L’AMMD déplore aussi que le projet d’un hôpital covid ait été trop rapidement abandonné.
L’AMMD s’est retrouvée assez isolée sur cette question. Tous les autres acteurs impliqués, les hôpitaux en tête, en sont venus à la conclusion que ce modèle n’était pas une solution pour le Luxembourg. Un patient covid a besoin de soins très complexes.
Les équipes qui le prennent en charge sont hautement qualifiées. Ces mêmes personnes doivent cependant aussi s’occuper d’autres patients. Il est donc impossible de les retirer en bloc d’un hôpital pour les transférer dans un autre.
L’ADR est encore revenu à la charge pour fustiger le recul progressif de lits d’hôpitaux. Vous n’acceptez pas cette critique. Pourquoi ?
On mène un faux débat. Le problème majeur n’est pas forcément le nombre de lits. La limite est le personnel de santé. Malgré tout, notre capacité hospitalière est, aussi comparée à l’étranger, très solide. Lors de cette pandémie, nous n’avons pas encore été obligé de transférer un patient à l’étranger.
Mieux, il nous a été possible d’accueillir des patients venus de France et de Belgique. Pour le reste, il faut prendre en compte le virage ambulatoire. La tendance est clairement celle que le besoin en lits stationnaires diminue. Une nouvelle évaluation est toutefois à réaliser.

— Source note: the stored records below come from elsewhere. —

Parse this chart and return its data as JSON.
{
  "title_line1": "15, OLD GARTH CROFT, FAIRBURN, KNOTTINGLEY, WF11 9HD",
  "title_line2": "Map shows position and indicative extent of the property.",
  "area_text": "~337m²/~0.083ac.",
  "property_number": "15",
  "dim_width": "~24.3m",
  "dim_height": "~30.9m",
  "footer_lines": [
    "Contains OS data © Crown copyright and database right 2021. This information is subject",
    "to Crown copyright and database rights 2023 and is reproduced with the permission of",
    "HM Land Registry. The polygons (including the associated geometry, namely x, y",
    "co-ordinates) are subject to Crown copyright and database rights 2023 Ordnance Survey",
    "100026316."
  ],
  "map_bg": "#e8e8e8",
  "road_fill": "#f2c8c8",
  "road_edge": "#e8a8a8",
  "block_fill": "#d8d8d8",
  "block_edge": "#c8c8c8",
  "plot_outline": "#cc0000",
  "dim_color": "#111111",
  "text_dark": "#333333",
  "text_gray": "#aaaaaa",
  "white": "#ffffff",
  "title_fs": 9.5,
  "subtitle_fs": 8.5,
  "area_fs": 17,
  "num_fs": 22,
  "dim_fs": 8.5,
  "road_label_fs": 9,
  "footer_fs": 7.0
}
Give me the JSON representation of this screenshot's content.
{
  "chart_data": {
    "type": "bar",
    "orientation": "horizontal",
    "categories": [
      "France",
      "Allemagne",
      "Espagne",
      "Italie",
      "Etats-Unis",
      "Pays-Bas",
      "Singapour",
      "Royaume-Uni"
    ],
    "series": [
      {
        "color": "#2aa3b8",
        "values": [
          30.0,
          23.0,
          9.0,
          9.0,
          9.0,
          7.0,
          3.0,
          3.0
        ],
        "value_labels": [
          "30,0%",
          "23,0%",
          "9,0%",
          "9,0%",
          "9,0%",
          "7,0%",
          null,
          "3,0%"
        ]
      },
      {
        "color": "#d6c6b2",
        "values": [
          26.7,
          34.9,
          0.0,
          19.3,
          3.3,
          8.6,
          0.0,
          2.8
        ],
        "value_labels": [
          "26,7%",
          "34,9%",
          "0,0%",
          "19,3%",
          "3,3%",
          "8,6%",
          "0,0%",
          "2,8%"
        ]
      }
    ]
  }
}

En 2022, des médicaments pour traiter le covid sont censés arriver. Par contre, une grande incertitude règne autour d’Omicron. À quoi vous attendez-vous pour cette troisième année de pandémie ?
Un médicament constituera une troisième arme, après les gestes barrières et la vaccination. Je pense que l’on pourra disposer d’ici au printemps d’une tout autre batterie d’instruments curatifs pour contrer le covid.
Même si j’ai appris à être plus prudente, je reste assez confiant pour la suite.